American pornographic actor (1947–2024)

Andrew Jay Abrams (October 12, 1947 – September 20, 2024), known professionally as Randy West, was an American pornographic actor.

==Early life and pre-porn career==
West grew up in New York City and moved to South Florida in the late 1960s. He originally aspired to play professional baseball and attended the University of Miami on a baseball scholarship. He then changed directions and decided to pursue a career in music, performing in several unsuccessful rock bands over the next decade. West also worked as a nude art model during this period. He then moved to California in 1979 and became a Chippendales dancer, stripping for private events between 1980 and 1992.

==Acting career==
West first appeared in a non-sexual role in Emanuelle Around the World in 1977. A year later, he appeared in the pornography film Mystique while still living in Florida. In August 1980, he garnered attention when he became the first model to appear in the centerfold of Playgirl magazine with an erection. Later in his career he was cast as Robert Redford's body double in the 1993 Paramount Pictures film Indecent Proposal. He performed with numerous porn actresses early on in their careers, including Seka, Jenna Jameson, and Tera Patrick. For this reason, West was given credit for bringing future superstars Jameson and Patrick into the adult business. Additionally, he was the first male performer to work with future stars Victoria Paris and Ashlyn Gere.

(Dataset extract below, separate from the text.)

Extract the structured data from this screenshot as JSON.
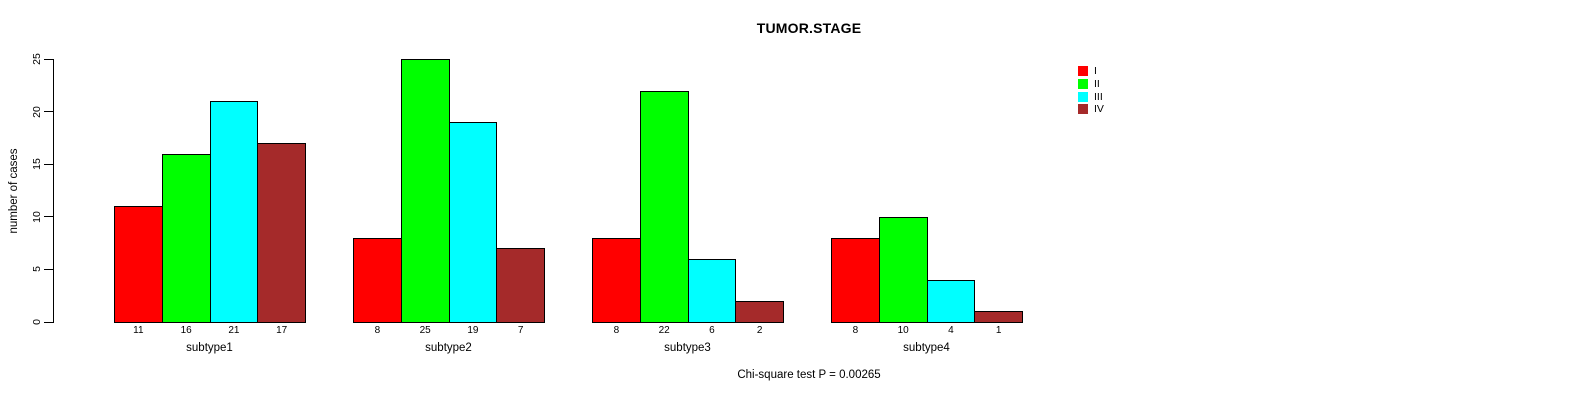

West's on-screen sexual performance has been referred to by observers as being like that of a "human pile driver". He has appeared as a performer in over 1,300 pornographic films, alongside an estimated 2,500 female co-stars.

West appeared in the 2012 documentary film After Porn Ends, in which his life after retiring as a porn performer is discussed.

==Producer==
West became involved in the more lucrative production side of the porn industry in 1993, as producer of adult films such as the Up and Cummers series which showcased new performers. With this and other series like I Love Lesbians, Real Female Masturbation and others, West's videos focused on "Real people having real sex – what a novel idea!" In one final video he stated that one of his greatest pleasures was watching his female partners have orgasms. Episodes had a fairly standard format: A short interview with the female performer to establish some background facts. Whether these were somewhat fictionalized or not, the chat established the young lady as an individual. Then came a succession of sex acts, each with the female performer an avid participant, including in almost every case, her orgasm. Randy filmed Jenna Jameson's first ever scenes for Up and Cummers 10 and 11. All of West's productions are distributed by Evil Angel. He was the CEO of Randy West Productions.

==Personal life==
West's father and grandfather died from heart attacks. He suffered a heart attack on June 2, 2009, while working out in the gym, and underwent emergency surgery to correct an occlusion in the anterior interventricular branch of his left coronary artery, commonly known as the widowmaker. He received a good prognosis for recovery.

West never married or fathered children, which he blamed on his career for making it hard for him to form "normal relationships." As of 2011, West was living in Las Vegas. He said he retired from the industry due to no longer wanting to live in Southern California, the base of the U.S. adult film sector. As of 2013, he spent his time competing in celebrity golf tournaments for charity.

West died from heart and kidney failure in Las Vegas on September 20, 2024, at the age of 76.

==Awards==
- 1993 – Lifetime Achievement Award from the Free Speech Coalition
- FOXE Award for Fan Favourite (Male) in '94, '95, '96 and '97
- XRCO 1994 – Best Pro-Am Series, Up and Cummers
- XRCO 1995 – Best Pro-Am Series, Up and Cummers
- AVN 1995 – Best Pro-Am Tape, Up and Cummers 7
- AVN 1997 – Best Pro-Am Tape, Up and Cummers 33
- AVN 1999 – Best Ethnic-Themed Series, Up and Cummers
- AVN 1999 – Best Pro-Am or Amateur Series, Up and Cummers
- AVN 2001 – Best Pro-Am or Amateur Series, Up and Cummers
- AVN 2002 – Best Pro-Am or Amateur Series, Up and Cummers
- AVN 2008 – Silverback of the Porn Industry, "He eats first"
- Listed at number 29 on the "List of Top 50 Porn Stars of All Time" by Adult Video News.